We now have an official university account.  We have very cool T-shirts that they all wore on Inauguration Day, newly conscious that day that they were part of something much bigger than a local campus project. We hosted a festive campus “roll out” where administrators sang their praises.  We’ve learned about “students without citizenship” and about empathetic mentoring.  We’ve started negotiations for free SAT prep courses. We’ve talked about framing stories of disadvantage as stories of resilience.  We’re ready to start with the high school kids.  We’ll never be fully ready to start with the high school kids.

On the flagship campus, the Dream Project students gather for bonding over burritos every Friday afternoon, arriving on foot from the dorm rooms and frat houses and nearby campus apartments.

Our students thought that this was a great idea.  We are a commuter campus;  they spent an hour one day trying to agree on a central location, trying to find a time that could work with their work, class, and family schedules.  They settled on Thursdays at 9:00, at a place known to be very low cost.

Only two people showed up, in spite of their best intentions.  In the end, their weeks were  just too full.

And next week, the planning comes to fruition, and we meet the high school juniors.  My students, many of whom themselves stumbled one step at a time into college, will begin talking with and listening to students much like them and will offer support, perspective, and information that they themselves may not have had when they were applying for college.

It is a student-led project.

They’ve added this project on top of  work, courses, family, and commuting.

Much of this is brand new to many of them: The public speaking on campus, the work of organizing their own learning, the challenge of cold-calling busy high school counselors,  the prospect of asking potential donors for money, the responsibility of launching what essentially will become a non-profit.   I call, email, chat in the hall, spend time one -on-one in my office, suggest readings, cajole, thank, steer, back away, buffer, nudge, recommend, and mediate.

And I’m reminded of how I learned so much of this over years, not weeks, and by trial and error (mostly error), not within this sort of collaborative endeavor.

The flagship campus students speak powerfully of how much they’ve learned in this work.

I think that our students will potentially learn even more, and will potentially learn very different things about themselves and  their own educational journeys.

College Moving Out of Reach

December 3, 2008

College May Become Unaffordable for Most in U.S

While the headline may be  somewhat alarmist, the news beneath the headline in today’s New York Times is indeed alarming.

tuitionfull1

There’s an interesting article in Today’s Inside Higher Education newsletter on “needs blind” admissions policies.
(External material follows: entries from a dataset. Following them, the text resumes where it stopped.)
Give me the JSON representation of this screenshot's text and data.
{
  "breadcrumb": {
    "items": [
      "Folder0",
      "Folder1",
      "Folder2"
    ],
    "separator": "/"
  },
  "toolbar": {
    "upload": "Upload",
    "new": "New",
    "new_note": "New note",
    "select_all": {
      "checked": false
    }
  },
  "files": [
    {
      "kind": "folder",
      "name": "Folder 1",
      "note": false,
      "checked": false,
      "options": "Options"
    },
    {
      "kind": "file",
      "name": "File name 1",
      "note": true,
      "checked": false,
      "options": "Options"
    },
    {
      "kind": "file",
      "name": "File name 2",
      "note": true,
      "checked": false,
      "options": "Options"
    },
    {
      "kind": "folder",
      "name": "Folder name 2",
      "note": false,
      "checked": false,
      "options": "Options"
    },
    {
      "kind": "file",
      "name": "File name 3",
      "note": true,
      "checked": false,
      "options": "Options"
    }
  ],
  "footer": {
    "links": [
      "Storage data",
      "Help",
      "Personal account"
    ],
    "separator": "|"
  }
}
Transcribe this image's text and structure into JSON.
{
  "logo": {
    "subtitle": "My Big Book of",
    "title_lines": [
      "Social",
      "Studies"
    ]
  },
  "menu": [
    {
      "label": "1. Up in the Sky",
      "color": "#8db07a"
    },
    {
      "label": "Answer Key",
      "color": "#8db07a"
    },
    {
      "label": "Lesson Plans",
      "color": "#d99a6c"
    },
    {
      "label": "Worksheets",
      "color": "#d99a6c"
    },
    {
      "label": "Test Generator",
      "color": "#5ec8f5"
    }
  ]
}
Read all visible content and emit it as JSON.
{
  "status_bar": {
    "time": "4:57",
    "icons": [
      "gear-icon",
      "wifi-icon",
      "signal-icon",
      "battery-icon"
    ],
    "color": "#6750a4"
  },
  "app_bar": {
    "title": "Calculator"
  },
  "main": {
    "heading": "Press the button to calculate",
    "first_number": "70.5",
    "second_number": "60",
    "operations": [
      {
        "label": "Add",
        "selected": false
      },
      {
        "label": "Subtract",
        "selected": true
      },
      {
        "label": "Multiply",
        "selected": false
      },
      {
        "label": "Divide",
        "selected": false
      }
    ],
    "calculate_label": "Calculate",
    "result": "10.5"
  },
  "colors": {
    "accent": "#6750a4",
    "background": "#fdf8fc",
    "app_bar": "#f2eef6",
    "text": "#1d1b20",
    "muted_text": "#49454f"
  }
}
While promising applicants that their financial need will not be considered in admissions decisions, most public and private colleges then offer financial aid packages with considerable “gaps” between need and actual costs.

Further, different groups of students (athletes, legacies, under-represented ethnic groups) are more likely to receive different sorts of financial aid packages (more grants and scholarships, fewer loans) than other students — and first-generation students are infrequently targeted for either full financial aid for for more favorable “packages”.

And finally, in these times of soaring college costs, the shift from needs-based to merit-based financial aid continues:

In 1994, when NACAC conducted a similar survey, colleges reported that 27 percent of their institutional aid funds were purely merit-based and 66 percent based on need. In the current survey, 43 percent of institutional aid funds were based on factors other than need, compared to 49 percent need-based.

At my institution, there is speculation that tuition will soar in the coming years under withering state budget cuts.

I’m not at all clear how, given headlines like that in the paper and the complex and contradictory system of financial aid, first-generation students can even imagine themselves getting in and getting through.

Promises Lost

November 14, 2008

From today’s Inside Higher Education is news of a new report Promise Lost: Why So Many College-Qualified Students Don’t Enroll in College from the Institute for Higher Education Policy.

With these students — who are disproportionately low-income or students of color — schools are doing their part:  These students have taken a college prep curriculum and gotten decent grades.

But, because of the high costs of college, inadequate information about financial aid and loans, and guidance counselors responsible for hundreds of students, these students are not applying for or enrolling in college.

There are so many ways that low-income kids are left behind.

With achievement gaps in schools, it’s all too easy to scapegoat teachers.

But when kids are achieving and still have no way up and out, there are no obvious scapegoats, and thus, it seems harder to get anyone incensed.